4 Retrieval-Augmented Generation
While large language models (LLMs) demonstrate impressive capabilities in generating human-like text and reasoning through complex problems, they face fundamental limitations when applied to legal practice. These models are trained on vast datasets with specific knowledge cutoff dates, meaning they cannot access information published after their training concluded. More critically for legal practitioners, LLMs lack access to internal documents, such as client files, internal precedents, or proprietary knowledge bases that often contain the most relevant information for practical legal work.
Consider a practical scenario. You are researching recent developments in Australian privacy law following amendments to the Privacy Act. A standard LLM might provide general information about privacy principles. Still, it cannot access the latest privacy determinations from the Office of the Australian Information Commissioner, recent Federal Court decisions, or internal analysis of how these changes affect your clients. This limitation significantly constrains the practical utility of LLMs for many legal applications.
What is Retrieval-Augmented Generation?
Watch
Watch this video from IBM Senior Research Scientist Marina Danilevsky, who explains what RAG is and the two significant advantages that combining RAG with LLMs can deliver on.
Retrieval-Augmented Generation (RAG) addresses these limitations by combining the generative capabilities of LLMs with dynamic information retrieval. Think of RAG as giving an AI system access to a specialised reference library that it can consult in real-time while formulating responses. The RAG process works through three distinct phases:
1. Retrieval Phase: When you submit a query, the system searches through specified knowledge bases to identify relevant information, including legal databases, case law repositories, internal firm documents, and client files.
2. Augmentation Phase: The system takes the most relevant retrieved information and incorporates it into the context provided to the LLM, essentially “briefing” the model with pertinent background material.
3. Generation Phase: Using both its pre-trained knowledge and the retrieved information, the LLM generates a response that is grounded in authoritative, up-to-date, and contextually relevant sources.
This architecture transforms AI from a system that relies solely on historical training data into one that can work with current, specific, and authoritative information sources.
How RAG Differs from Standard Interactions
The difference between standard LLM interactions and RAG-enhanced systems can be presented in the flowcharts below:
Standard LLM Approach:
Your Query → LLM (relying only on training data) → Response
RAG Approach:
Your Query → Search Knowledge Base → Retrieve Relevant Documents → LLM (training data + retrieved information) → Response
RAG in Legal Practice
1. Case Law Research and Analysis
RAG systems can maintain current databases of judicial decisions, automatically incorporating new judgments as they’re published. When you query recent developments in a specific area of law, the system retrieves the most current authorities and provides analysis based on the authoritative sources.
Example Application: “What’s the current approach to assessing deceptive similarity under the Trade Marks Act 1995 (Cth)?”

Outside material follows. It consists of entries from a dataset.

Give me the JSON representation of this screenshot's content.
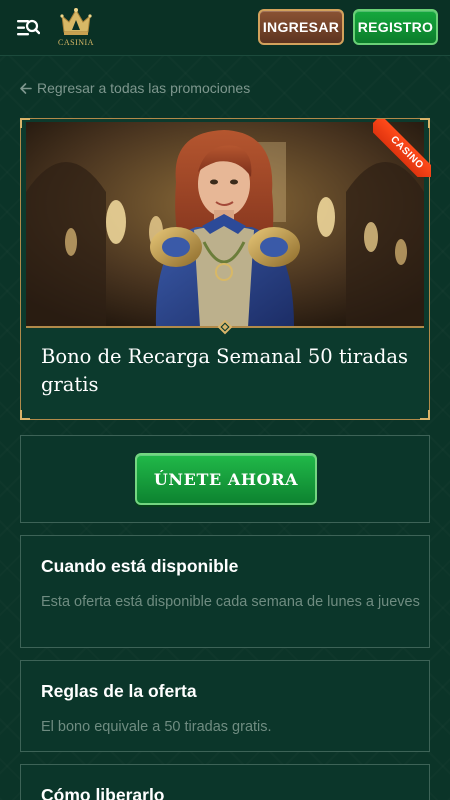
{
  "header": {
    "logo_text": "CASINIA",
    "login_label": "INGRESAR",
    "register_label": "REGISTRO"
  },
  "back_link": "Regresar a todas las promociones",
  "promo": {
    "badge": "CASINO",
    "title": "Bono de Recarga Semanal 50 tiradas gratis"
  },
  "join_button": "ÚNETE AHORA",
  "sections": [
    {
      "title": "Cuando está disponible",
      "text": "Esta oferta está disponible cada semana de lunes a jueves"
    },
    {
      "title": "Reglas de la oferta",
      "text": "El bono equivale a 50 tiradas gratis."
    },
    {
      "title": "Cómo liberarlo"
    }
  ],
  "colors": {
    "background": "#0b3428",
    "gold": "#b18a4a",
    "green_button": "#16a93e",
    "brown_button": "#8a5233",
    "ribbon": "#ff4b1a"
  }
}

A RAG system with access to recent decisions from the High Court, Federal Court, Federal Circuits and Family Court, and the Australian Trade Mark Office can provide analysis based on the latest decisions, incorporating recent trends in judicial reasoning that would not be reflected in an LLM’s training data.
2. Internal Knowledge Management
Legal practices accumulate substantial institutional knowledge through precedent documents, internal memoranda and training materials. RAG systems can make this knowledge searchable and actionable.
Example Application: “How did we successfully defend the last data breach notification claim?”
The system retrieves relevant internal files, strategy documents, and correspondence, enabling practitioners to build on established firm knowledge rather than starting from scratch.
3. Regulatory Compliance and Updates
RAG systems can maintain current databases of regulatory instruments, guidance notes, and compliance materials, ensuring advice reflects the latest regulatory position.
Example Application: “What are the current ASIC requirements for related party transaction disclosure?”
The system accesses current ASIC regulatory guides, recent determinations, and compliance materials to provide current guidance.
4. Client-Specific Document Analysis
RAG enables AI systems to work with client-specific document sets, maintaining confidentiality while providing sophisticated analysis capabilities.
Example Application: During due diligence, upload a client’s complete contract portfolio and ask: “Identify all change of control provisions and assess their implications for the proposed transaction.”
The integration of RAG into legal practice represents a significant advancement on LLMs. By understanding the capabilities of these systems and implementing appropriate quality controls, legal practitioners can harness RAG to utilise LLMs with more comprehensive, current, and accurate legal information.